We obviously need to resolve this query one way or another, we realise that if we are to kill the query we're going to generate some brutal rollback, but we've got no way of knowing how far it has gotten. The only thing we do know is this entry from sys.dm_exec_requests:
session_id status query_text cpu_time total_elapsed_time reads writes logical_reads
52 suspended update daily_prices... 2328469 408947075 13831137 42458588 151809497
So my question is, what would be our best course of action?
wait it out
kill it and roll back, and hope that it rolls back before the next ice age
something else?
I personally would want to wait it out unless I though it had no chance of finishing this week, the roll back at this stage could take far longer than the query has to date. If it's a production server, I really wouldn't take option 2 and kill it unless I absolutely had to.
In terms of regaining some control / working system if you have suitable backups, bring online another database restore the backup / tlog backups, but you will not want to restore to beyond when the transaction was started (or it will still have to roll it back.) This at least gives you a system you could continue dev work against, but unlikely to be the ideal situation for a prod system.
If it's a production server, have some kind words with the individual as to the suitability of testing queries and query plans prior to it being executed. I am sure many DBA's can suggest the less polite methods of instruction :)
So we got fed up with waiting for our transaction to complete, (after a full week on
one piece of SQL, who wouldn't?), and as it was interfering with our backup
process, we thought killing it was a necessary evil.
The database started to rollback the transaction.
5 days passed.
We noted with some posts elsewhere on the internet that sometimes some magic
happened when the database was restarted and the transaction would "go away",
although these are generally debunked*, and it makes no sense, we thought we
had nothing left to lose so we gave it a go. We knew the database would go into
recovery mode, but the database was becoming increasingly sick anyway and unable
to run anything but its current rollback work anyway, and we've seen SQL Server misbehave with hogging system resources and not diverting them to where it needs to do the work.
(* we also know enough database theory to know that the DB wouldn't just "forget"

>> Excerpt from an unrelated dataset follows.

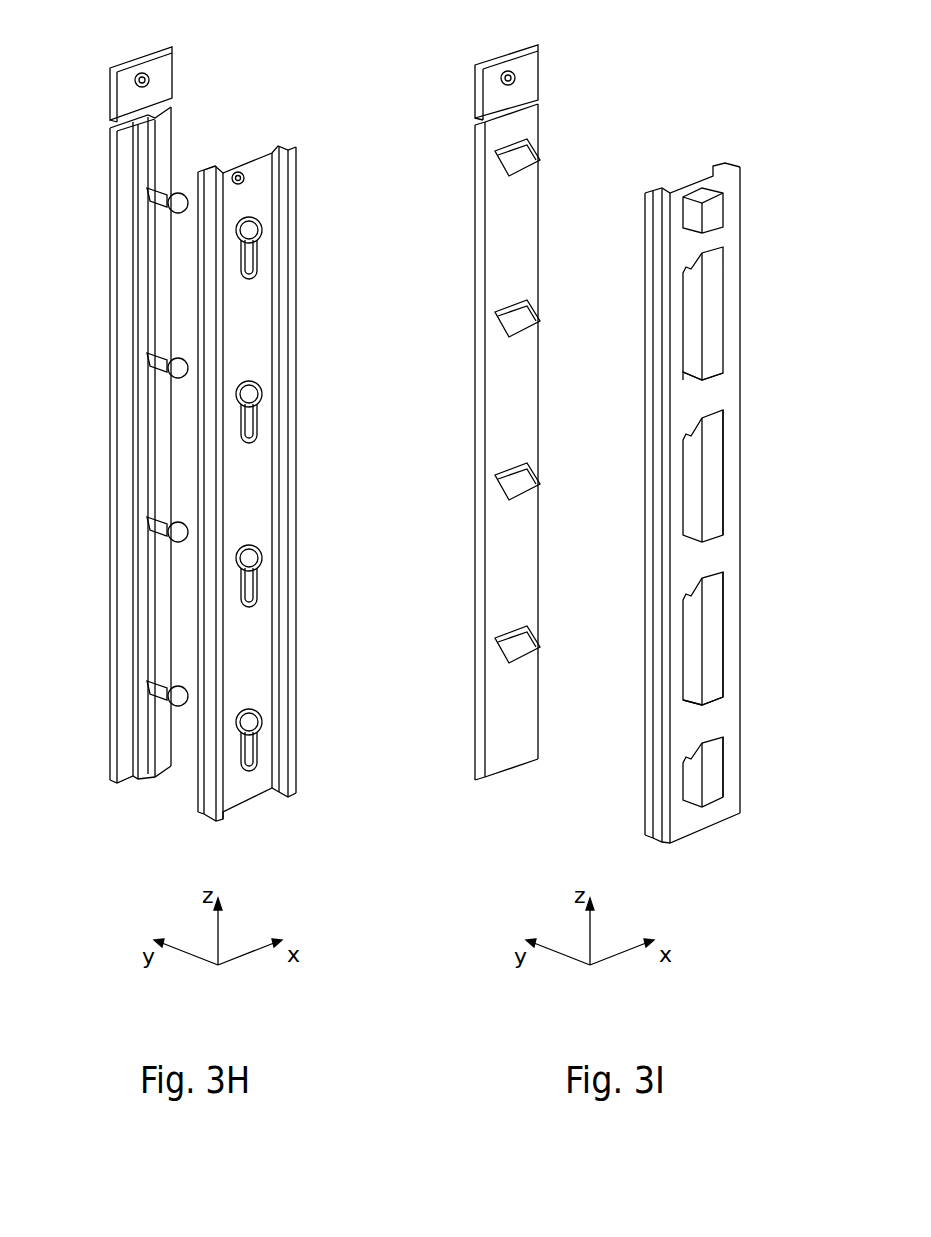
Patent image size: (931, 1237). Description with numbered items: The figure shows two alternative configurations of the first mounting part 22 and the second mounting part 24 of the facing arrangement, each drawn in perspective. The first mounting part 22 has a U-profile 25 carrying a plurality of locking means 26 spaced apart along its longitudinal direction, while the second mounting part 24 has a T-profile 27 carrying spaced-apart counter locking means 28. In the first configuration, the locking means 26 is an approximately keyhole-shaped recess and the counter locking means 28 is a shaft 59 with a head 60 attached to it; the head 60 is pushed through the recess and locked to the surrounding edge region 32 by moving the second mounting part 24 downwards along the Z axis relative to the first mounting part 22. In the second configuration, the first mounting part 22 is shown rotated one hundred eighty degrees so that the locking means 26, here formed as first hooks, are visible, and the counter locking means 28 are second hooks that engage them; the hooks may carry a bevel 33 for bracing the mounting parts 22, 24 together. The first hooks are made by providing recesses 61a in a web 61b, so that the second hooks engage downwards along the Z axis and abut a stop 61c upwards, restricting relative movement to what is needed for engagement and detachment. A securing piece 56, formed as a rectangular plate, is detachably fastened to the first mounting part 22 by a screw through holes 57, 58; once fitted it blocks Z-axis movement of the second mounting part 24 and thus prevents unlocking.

about a transaction in progress, but we were also seeing stack dumps in the
SQL Server error logs which kind of told us that the SQL Server was getting
increasingly grumpy at the amount of rollback it was having to undertake)

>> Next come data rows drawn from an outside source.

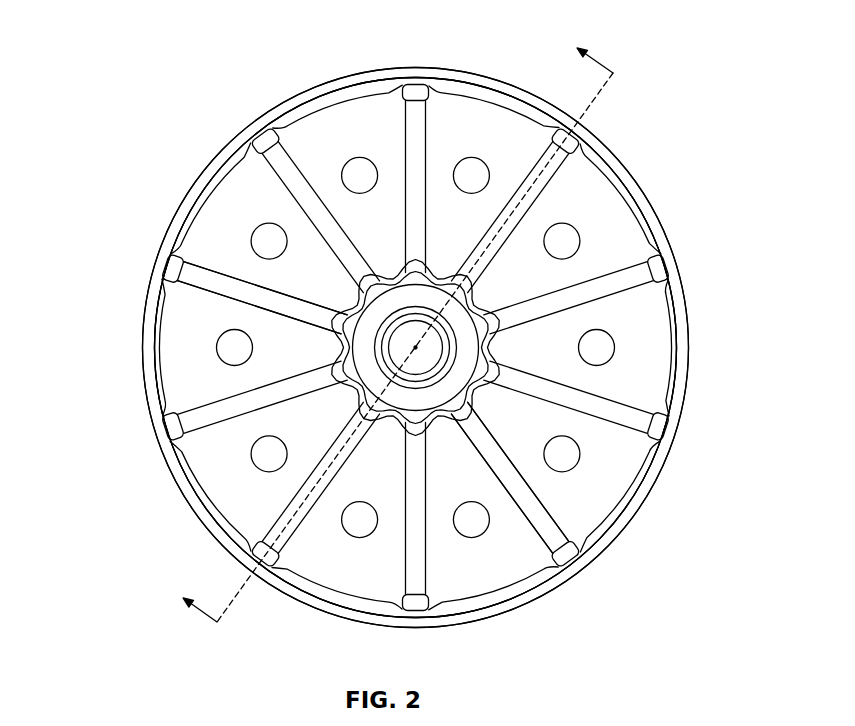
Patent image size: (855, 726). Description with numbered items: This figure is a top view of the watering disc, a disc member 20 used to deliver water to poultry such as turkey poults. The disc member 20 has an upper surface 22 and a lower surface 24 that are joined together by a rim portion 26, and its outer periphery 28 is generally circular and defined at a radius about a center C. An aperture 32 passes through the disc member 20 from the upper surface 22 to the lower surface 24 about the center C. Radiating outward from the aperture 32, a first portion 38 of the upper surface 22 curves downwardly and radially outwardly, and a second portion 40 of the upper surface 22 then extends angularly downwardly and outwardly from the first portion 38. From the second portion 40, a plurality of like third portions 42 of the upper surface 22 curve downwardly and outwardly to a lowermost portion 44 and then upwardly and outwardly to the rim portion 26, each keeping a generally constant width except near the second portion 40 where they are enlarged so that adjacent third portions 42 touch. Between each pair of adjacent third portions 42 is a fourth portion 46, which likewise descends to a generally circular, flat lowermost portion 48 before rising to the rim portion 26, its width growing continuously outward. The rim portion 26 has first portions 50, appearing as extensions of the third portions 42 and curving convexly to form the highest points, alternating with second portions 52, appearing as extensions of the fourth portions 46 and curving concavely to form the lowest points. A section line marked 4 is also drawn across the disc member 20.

The disc member 20 is at (124, 40).
The upper surface 22 is at (614, 477).
The lower surface 24 is at (165, 261).
The rim portion 26 is at (640, 197).
The outer periphery 28 is at (690, 368).
The aperture 32 is at (420, 366).
The first portion of the upper surface 38 is at (428, 394).
The second portion of the upper surface 40 is at (437, 285).
The third portions of the upper surface 42 is at (297, 170).
The lowermost portion of the third portions 44 is at (290, 300).
The fourth portions of the upper surface 46 is at (384, 108).
The lowermost portion of the fourth portions 48 is at (480, 162).
The first portions of the rim portion 50 is at (425, 88).
The second portions of the rim portion 52 is at (223, 163).
The section line 4- 4 is at (384, 326).
The center C is at (418, 346).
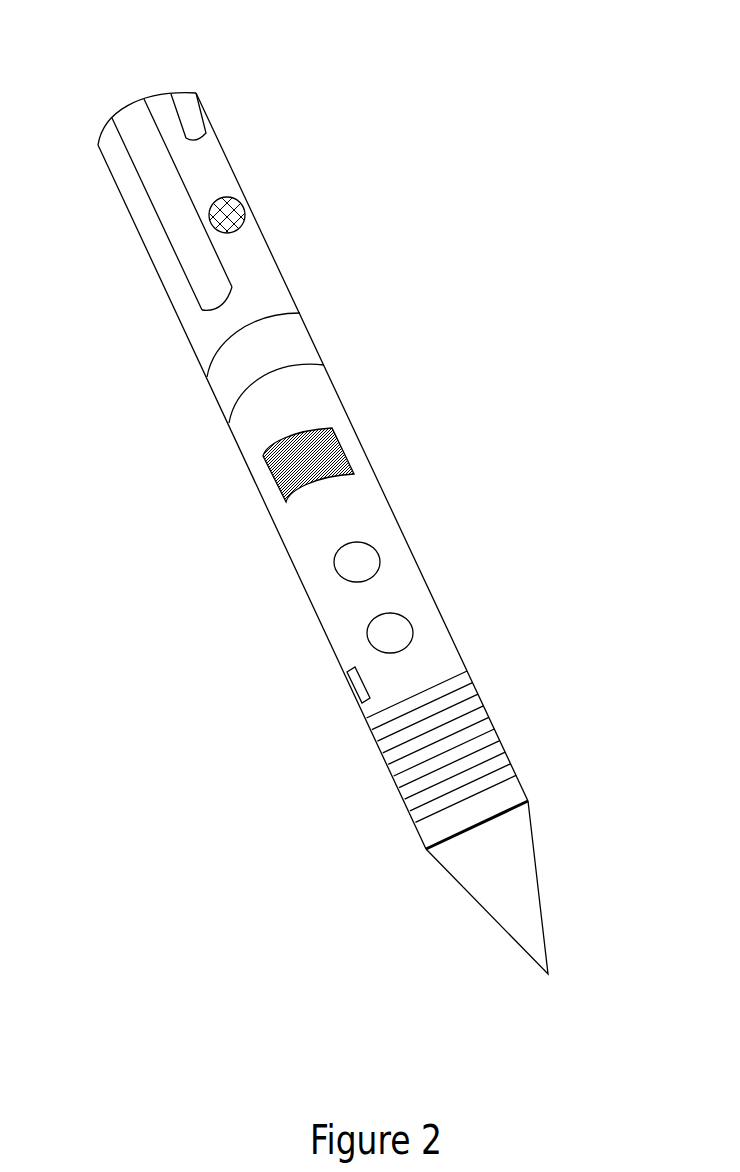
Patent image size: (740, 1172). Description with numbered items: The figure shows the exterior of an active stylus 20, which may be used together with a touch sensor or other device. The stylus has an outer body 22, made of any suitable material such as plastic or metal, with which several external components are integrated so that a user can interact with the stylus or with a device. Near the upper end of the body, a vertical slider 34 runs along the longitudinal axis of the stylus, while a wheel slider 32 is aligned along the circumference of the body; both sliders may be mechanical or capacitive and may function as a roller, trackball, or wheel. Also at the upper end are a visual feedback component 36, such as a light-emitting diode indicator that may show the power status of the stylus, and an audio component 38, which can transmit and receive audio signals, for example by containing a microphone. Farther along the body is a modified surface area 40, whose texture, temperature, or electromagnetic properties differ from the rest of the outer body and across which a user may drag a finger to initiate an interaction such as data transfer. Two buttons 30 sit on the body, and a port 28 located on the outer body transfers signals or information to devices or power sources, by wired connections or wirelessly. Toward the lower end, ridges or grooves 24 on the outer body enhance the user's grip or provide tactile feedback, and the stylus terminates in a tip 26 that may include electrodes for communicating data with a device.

So we restarted the database.
Sure enough the database went into recovery mode. However, the SQL Server event Log
was now giving us an update every 20 seconds or so as to how long it was going to
take (in all, it reckoned about 25 hours from the log messages, but it ended up being
just an hour and a half (!)).
Whether this method of recovery/rollback is faster, I would strongly doubt (as I expect
SQL Server had to do the same level of work to unwind the transaction as before), however it did finish within an hour and a half, either way, I don't want to make a habit of restarting my production database when it is halfway through a rollback). The update messages in the event log were an absolute godsend, as anyone who has written a batch program
will tell you; however inaccurate they turned out to be - at least they were a worst case.
As we had the luxury of being the only two people using this production box, choosing to
send the database into recovery mode worked for us, and gave us informational messages we
didn't have access to with just our previous rollback state (or at least nothing we could
interpret given our lacking DBA skills). Would I recommend doing this in future?
....Absolutely not, however, hopefully the concerned parties have learnt their lesson, and
we can ask the board for some money for a proper development server! (epic Joel-Test fail!)